Les États-Unis sont actuellement en tête dans la conception de ces puces, également appelées semi-conducteurs. Mais la majeure partie de la fabrication est réalisée à Taiwan. Le débat a été alimenté par l’appel de Sam Altman, PDG du développeur OpenAI de ChatGPT, à un investissement mondial de 5 000 à 7 000 milliards de dollars américains (3 900 milliards à 5 500 milliards de livres sterling) pour produire des puces plus puissantes pour la prochaine génération de plates-formes d’IA. .
Le montant d’argent demandé par Altman est supérieur à ce que l’industrie des puces a dépensé au total depuis ses débuts. Quels que soient les faits concernant ces chiffres, les projections globales pour le marché de l’IA sont époustouflantes. La société d’analyse de données GlobalData prévoit que le marché vaudra 909 milliards de dollars d’ici 2030.

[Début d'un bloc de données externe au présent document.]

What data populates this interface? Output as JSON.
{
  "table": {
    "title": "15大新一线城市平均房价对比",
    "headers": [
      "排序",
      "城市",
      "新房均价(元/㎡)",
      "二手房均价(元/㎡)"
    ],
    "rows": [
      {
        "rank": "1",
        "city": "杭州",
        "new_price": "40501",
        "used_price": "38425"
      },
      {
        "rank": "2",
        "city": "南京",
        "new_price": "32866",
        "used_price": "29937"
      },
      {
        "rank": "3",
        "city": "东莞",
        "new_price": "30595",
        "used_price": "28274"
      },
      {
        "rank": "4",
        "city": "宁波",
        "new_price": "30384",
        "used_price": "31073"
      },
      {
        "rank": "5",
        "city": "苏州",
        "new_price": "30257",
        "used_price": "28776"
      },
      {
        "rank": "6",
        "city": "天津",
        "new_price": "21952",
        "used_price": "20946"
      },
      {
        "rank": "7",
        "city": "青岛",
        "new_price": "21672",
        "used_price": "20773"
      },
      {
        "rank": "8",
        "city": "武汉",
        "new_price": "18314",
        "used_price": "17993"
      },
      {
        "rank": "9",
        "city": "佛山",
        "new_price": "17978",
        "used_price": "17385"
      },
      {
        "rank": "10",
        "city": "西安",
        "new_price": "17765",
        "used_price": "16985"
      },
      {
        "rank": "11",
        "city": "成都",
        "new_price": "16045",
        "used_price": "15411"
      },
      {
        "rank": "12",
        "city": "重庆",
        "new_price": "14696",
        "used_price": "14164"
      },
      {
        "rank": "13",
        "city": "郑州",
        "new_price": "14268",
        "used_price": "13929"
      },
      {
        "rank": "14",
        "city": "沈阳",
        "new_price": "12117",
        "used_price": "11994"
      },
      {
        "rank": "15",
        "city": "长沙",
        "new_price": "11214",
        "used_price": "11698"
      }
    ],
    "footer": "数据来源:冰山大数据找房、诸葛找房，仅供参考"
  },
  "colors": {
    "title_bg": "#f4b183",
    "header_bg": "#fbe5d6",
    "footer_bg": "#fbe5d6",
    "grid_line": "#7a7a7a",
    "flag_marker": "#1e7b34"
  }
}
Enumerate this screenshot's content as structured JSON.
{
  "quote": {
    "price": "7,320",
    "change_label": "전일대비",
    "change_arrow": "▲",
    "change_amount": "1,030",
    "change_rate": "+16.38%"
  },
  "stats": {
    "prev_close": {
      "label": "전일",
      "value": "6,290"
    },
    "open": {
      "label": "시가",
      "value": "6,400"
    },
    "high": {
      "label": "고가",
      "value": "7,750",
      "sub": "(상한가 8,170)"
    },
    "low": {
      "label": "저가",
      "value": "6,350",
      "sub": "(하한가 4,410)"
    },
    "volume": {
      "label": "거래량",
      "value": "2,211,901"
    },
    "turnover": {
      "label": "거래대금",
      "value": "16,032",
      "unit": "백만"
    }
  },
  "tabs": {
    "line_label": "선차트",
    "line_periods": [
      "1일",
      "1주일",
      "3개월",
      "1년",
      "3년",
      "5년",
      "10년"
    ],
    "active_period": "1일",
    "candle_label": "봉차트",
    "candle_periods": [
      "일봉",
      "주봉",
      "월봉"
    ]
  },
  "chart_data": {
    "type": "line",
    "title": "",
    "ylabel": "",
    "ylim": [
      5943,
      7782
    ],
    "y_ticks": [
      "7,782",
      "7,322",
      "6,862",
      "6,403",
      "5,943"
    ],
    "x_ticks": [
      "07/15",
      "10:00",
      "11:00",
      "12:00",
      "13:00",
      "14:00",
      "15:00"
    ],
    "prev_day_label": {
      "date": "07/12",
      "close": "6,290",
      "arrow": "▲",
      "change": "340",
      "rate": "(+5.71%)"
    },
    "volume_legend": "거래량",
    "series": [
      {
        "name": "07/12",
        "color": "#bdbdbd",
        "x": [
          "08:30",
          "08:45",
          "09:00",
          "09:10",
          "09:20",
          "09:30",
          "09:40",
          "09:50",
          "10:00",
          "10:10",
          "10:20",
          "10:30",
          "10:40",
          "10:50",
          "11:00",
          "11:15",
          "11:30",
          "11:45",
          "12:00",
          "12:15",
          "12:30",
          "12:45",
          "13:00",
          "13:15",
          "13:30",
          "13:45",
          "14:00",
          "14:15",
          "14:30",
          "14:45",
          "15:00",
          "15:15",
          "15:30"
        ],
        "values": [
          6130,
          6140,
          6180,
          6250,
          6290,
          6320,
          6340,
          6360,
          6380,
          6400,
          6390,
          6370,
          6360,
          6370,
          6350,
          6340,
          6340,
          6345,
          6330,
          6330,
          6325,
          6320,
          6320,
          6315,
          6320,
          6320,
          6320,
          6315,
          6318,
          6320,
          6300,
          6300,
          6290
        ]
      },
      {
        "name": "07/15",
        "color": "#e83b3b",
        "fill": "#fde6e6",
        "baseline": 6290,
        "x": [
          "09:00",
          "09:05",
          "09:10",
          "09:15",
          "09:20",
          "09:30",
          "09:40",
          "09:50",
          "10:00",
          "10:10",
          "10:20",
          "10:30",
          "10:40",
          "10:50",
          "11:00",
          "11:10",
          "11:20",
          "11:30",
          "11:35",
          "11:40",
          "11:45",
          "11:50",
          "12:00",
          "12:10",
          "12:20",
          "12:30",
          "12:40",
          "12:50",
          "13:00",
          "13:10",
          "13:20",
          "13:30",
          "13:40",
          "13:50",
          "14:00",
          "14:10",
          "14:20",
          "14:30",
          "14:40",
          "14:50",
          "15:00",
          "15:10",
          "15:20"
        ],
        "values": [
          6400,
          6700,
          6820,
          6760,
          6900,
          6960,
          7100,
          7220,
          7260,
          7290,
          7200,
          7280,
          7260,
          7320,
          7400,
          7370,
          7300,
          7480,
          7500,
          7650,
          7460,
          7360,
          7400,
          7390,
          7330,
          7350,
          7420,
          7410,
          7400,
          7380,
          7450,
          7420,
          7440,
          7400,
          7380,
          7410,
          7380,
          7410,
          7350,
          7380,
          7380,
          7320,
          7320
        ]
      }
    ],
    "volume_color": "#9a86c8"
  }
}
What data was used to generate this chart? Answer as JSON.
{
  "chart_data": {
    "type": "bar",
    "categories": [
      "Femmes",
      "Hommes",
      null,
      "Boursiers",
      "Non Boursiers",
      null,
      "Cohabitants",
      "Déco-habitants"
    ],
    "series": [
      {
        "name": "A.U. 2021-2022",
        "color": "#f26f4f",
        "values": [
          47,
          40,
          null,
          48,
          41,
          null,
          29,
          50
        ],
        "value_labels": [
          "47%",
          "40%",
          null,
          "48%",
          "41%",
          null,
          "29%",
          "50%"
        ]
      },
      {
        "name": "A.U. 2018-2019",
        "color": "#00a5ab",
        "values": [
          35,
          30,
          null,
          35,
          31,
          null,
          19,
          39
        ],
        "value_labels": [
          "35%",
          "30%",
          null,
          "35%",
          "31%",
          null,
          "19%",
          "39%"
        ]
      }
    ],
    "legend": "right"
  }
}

Sans surprise, au cours des deux dernières années, les États-Unis, la Chine, le Japon et plusieurs pays européens ont augmenté leurs allocations budgétaires et mis en place des mesures pour garantir ou conserver une part du secteur des puces électroniques. La Chine rattrape rapidement son retard et subventionne les puces, y compris celles de nouvelle génération pour l’IA, à hauteur de centaines de milliards au cours de la prochaine décennie afin de construire une chaîne d’approvisionnement manufacturière.
Les subventions semblent également être la stratégie privilégiée par l’Allemagne. Le gouvernement britannique a annoncé son intention d’investir 100 millions de livres sterling pour aider les régulateurs et les universités à relever les défis liés à l’intelligence artificielle.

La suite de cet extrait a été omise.